It is for our government to keep our common interests safe from new business partners, South or East

Dear Editor,

Please let me respond to Tony Vieira’s letter (July 10) on proposed joint projects with Brazil. I think we have ‒ justifiably‒developed a sometimes excessive suspicion of our government’s decisions on public funds. No doubt our Cabinet is aware that several of Brazil’s neighbours have lost territory to that superpower in the course of very ordinary activities over the last century. The Federal Government has never renounced the policy of living frontiers, but Guyana should have little to fear if we keep our eyes wide open.

I live in a part of Guyana where it is almost essential to speak and read Portuguese for day-to-day business; where the social life is infused with Brazilian commerce, news and culture; where hundreds of my neighbours have dual citizenship, to maintain which they have to take part in Brazilian elections; and where it’s sometimes hard to distinguish the GuyBraz from the BrazGuy.

I don’t say that this reality is a bad thing for us or for the rest of Guyana.
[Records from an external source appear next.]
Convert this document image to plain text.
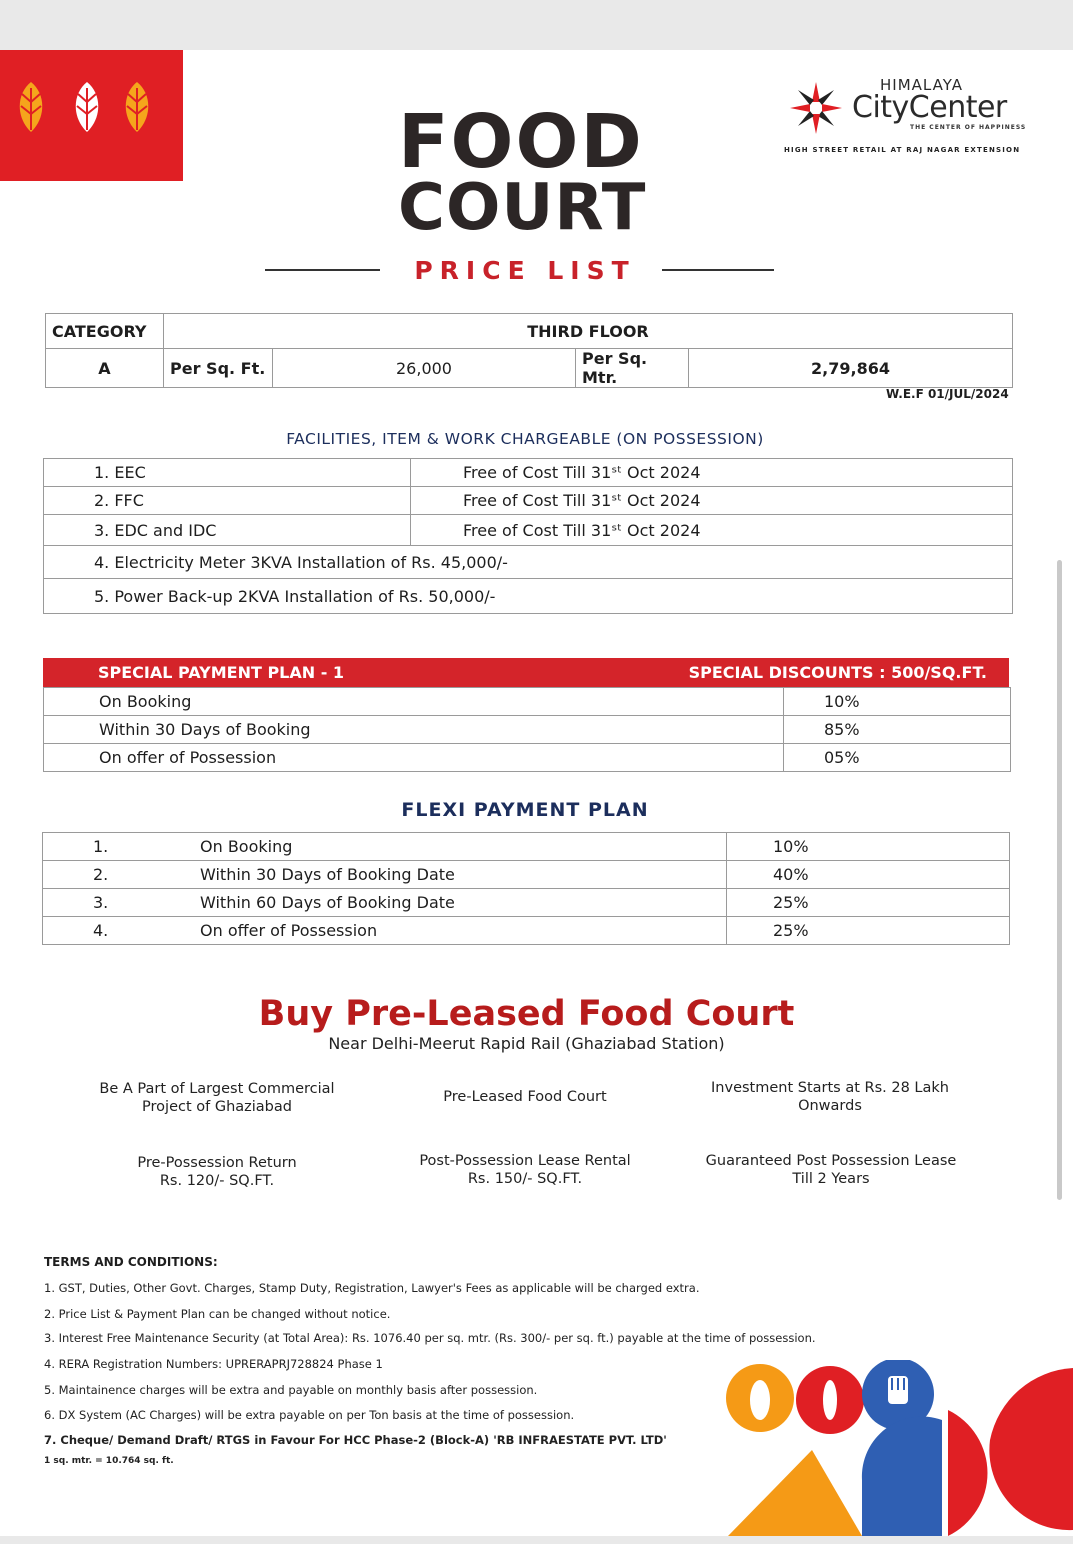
FOOD
COURT
PRICE LIST
HIMALAYA
CityCenter
THE CENTER OF HAPPINESS
HIGH STREET RETAIL AT RAJ NAGAR EXTENSION
CATEGORY	THIRD FLOOR			
A	Per Sq. Ft.	26,000	Per Sq. Mtr.	2,79,864
W.E.F 01/JUL/2024
FACILITIES, ITEM & WORK CHARGEABLE (ON POSSESSION)
1. EEC	Free of Cost Till 31ˢᵗ Oct 2024
2. FFC	Free of Cost Till 31ˢᵗ Oct 2024
3. EDC and IDC	Free of Cost Till 31ˢᵗ Oct 2024
4. Electricity Meter 3KVA Installation of Rs. 45,000/-	
5. Power Back-up 2KVA Installation of Rs. 50,000/-	
SPECIAL PAYMENT PLAN - 1	SPECIAL DISCOUNTS : 500/SQ.FT.
On Booking	10%
Within 30 Days of Booking	85%
On offer of Possession	05%
FLEXI PAYMENT PLAN
1.	On Booking	10%
2.	Within 30 Days of Booking Date	40%
3.	Within 60 Days of Booking Date	25%
4.	On offer of Possession	25%
Buy Pre-Leased Food Court
Near Delhi-Meerut Rapid Rail (Ghaziabad Station)
Be A Part of Largest Commercial
Project of Ghaziabad
Pre-Leased Food Court
Investment Starts at Rs. 28 Lakh
Onwards
Pre-Possession Return
Rs. 120/- SQ.FT.
Post-Possession Lease Rental
Rs. 150/- SQ.FT.
Guaranteed Post Possession Lease
Till 2 Years
TERMS AND CONDITIONS:
1. GST, Duties, Other Govt. Charges, Stamp Duty, Registration, Lawyer's Fees as applicable will be charged extra.
2. Price List & Payment Plan can be changed without notice.
3. Interest Free Maintenance Security (at Total Area): Rs. 1076.40 per sq. mtr. (Rs. 300/- per sq. ft.) payable at the time of possession.
4. RERA Registration Numbers: UPRERAPRJ728824 Phase 1
5. Maintainence charges will be extra and payable on monthly basis after possession.
6. DX System (AC Charges) will be extra payable on per Ton basis at the time of possession.
7. Cheque/ Demand Draft/ RTGS in Favour For HCC Phase-2 (Block-A) 'RB INFRAESTATE PVT. LTD'
1 sq. mtr. = 10.764 sq. ft.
It is for every government to safeguard the national security, geopolitical and territorial, against economic seductions from all suitors. And this government did not take power by force of arms; our executive is in place through elections certified free and fair, under a constitution guaranteeing democratic representation to all Guy-
anese.

We elected a Parliament to protect all our national interests. At the same time as we scrutinize and second-guess decisions taken or deferred in our name, maybe we should remind both government and opposition who they are working for, and which is the highest constitutional authority in our land. Under a functioning Parliament, our government should be able to keep our common interests safe from any new business partners, South or East.